Still, there is also much here to be grateful for: the emphasis on Morris’s vision of the social totality, on his clear-sighted diagnosis of reformism, and the unashamed and celebratory use of the term ‘communism’ for Morris’s overall political vision (this last is true of both editors, incidentally).  So we should all be glad to have this volume, which will replace our ancient, increasingly tattered copies of A.L. Morton’s Political Writings of William Morris (1973).  About time too!

 

Monday, 22 March 2021

From Morris to Lawrence

The first sentence of D.H. Lawrence’s Women in Love reads as follows: ‘Ursula and Gudrun Brangwen sat one morning in the window-bay of their father’s house in Beldover, working and talking’.  In his old Penguin edition of the novel, Charles Ross adds a note to the third word here, the name ‘Gudrun’, so we dutifully turn to the back pages of the paperback.

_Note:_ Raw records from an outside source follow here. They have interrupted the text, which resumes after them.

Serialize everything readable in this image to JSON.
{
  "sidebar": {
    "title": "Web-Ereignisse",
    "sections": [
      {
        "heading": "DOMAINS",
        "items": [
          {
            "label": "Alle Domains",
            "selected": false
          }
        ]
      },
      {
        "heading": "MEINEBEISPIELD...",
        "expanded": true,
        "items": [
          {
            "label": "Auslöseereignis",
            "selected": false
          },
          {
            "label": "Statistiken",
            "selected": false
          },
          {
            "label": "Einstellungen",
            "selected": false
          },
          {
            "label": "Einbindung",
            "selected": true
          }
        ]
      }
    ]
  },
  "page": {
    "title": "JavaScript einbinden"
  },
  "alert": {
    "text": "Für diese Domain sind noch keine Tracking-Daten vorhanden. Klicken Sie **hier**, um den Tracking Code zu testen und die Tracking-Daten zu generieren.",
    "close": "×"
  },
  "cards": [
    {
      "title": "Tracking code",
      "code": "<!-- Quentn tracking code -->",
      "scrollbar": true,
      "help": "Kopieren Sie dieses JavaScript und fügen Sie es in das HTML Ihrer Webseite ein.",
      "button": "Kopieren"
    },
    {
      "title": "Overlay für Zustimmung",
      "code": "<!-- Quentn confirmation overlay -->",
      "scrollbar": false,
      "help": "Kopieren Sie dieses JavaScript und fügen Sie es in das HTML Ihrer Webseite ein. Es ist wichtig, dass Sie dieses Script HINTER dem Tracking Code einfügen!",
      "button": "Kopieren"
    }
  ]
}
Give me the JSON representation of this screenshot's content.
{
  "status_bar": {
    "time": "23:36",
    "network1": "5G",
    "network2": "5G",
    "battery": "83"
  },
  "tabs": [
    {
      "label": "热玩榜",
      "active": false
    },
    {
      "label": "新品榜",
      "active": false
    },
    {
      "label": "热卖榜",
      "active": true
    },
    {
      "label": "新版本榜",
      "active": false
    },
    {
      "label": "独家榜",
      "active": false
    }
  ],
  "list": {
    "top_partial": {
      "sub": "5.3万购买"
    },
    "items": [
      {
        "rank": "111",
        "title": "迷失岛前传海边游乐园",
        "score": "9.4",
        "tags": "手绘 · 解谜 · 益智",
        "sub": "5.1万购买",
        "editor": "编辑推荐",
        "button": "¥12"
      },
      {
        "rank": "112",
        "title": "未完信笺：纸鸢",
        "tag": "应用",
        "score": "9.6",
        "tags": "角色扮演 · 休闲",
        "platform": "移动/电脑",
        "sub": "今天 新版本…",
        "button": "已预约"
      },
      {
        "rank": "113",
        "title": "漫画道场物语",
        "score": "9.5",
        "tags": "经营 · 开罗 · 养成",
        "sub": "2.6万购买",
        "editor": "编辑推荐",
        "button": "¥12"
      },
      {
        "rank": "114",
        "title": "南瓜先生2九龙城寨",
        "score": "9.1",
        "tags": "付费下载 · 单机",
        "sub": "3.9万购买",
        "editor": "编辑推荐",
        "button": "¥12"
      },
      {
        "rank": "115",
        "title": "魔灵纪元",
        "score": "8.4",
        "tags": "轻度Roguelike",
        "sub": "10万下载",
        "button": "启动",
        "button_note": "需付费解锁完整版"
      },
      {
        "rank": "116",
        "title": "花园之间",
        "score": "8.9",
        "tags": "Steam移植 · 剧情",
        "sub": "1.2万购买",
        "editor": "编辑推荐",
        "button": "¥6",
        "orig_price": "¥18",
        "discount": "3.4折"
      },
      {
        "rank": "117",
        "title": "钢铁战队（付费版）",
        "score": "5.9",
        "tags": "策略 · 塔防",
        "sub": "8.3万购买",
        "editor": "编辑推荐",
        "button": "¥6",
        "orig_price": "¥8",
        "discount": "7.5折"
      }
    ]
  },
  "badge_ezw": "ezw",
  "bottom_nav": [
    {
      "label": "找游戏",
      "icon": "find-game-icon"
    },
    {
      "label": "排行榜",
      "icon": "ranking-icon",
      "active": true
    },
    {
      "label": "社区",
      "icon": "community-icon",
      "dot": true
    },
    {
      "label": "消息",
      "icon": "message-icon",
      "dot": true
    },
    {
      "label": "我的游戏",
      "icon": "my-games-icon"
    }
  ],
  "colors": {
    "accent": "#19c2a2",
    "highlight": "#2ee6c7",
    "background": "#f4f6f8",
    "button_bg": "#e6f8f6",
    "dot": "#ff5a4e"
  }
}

The lengthy note reads thus: ‘In Teutonic legend the rival of Brynhild for the affections of Sigurd.  She dreams her role in the ensuing blood-feud: to steal Sigurd from Brynhild by magic, to watch him slain by Brynhild in revenge, and to repay in kind by marrying and murdering Atle, Brynhild’s brother.  Such is the legend in Volsunga Saga, adapted by William Morris in The Story of Sigurd (1876).  Morris also wrote "The Lovers of Gudrun" in The Earthly Paradise (1869), an adaptation of the Laxdaela Saga which ends with the husband-slayer lamenting: “I did the worst to him I loved the most”’.

Well, Women in Love is a modernist rather than realist novel, so it is open to legendary and mythological resonances in a way that something like George Eliot’s Middlemarch would on principle not be, and the later Loerke/Loki linkage in the book has often been noted.  But whether Lawrence’s novel is as fully in the grip of a Morris-mediated Teutonising as Ross’s early and weighty footnote implies, I’m not quite sure.  It would be interesting to see a fullscale reading of the book which tried to enforce in detail the Morris-Lawrence lineage suggested here.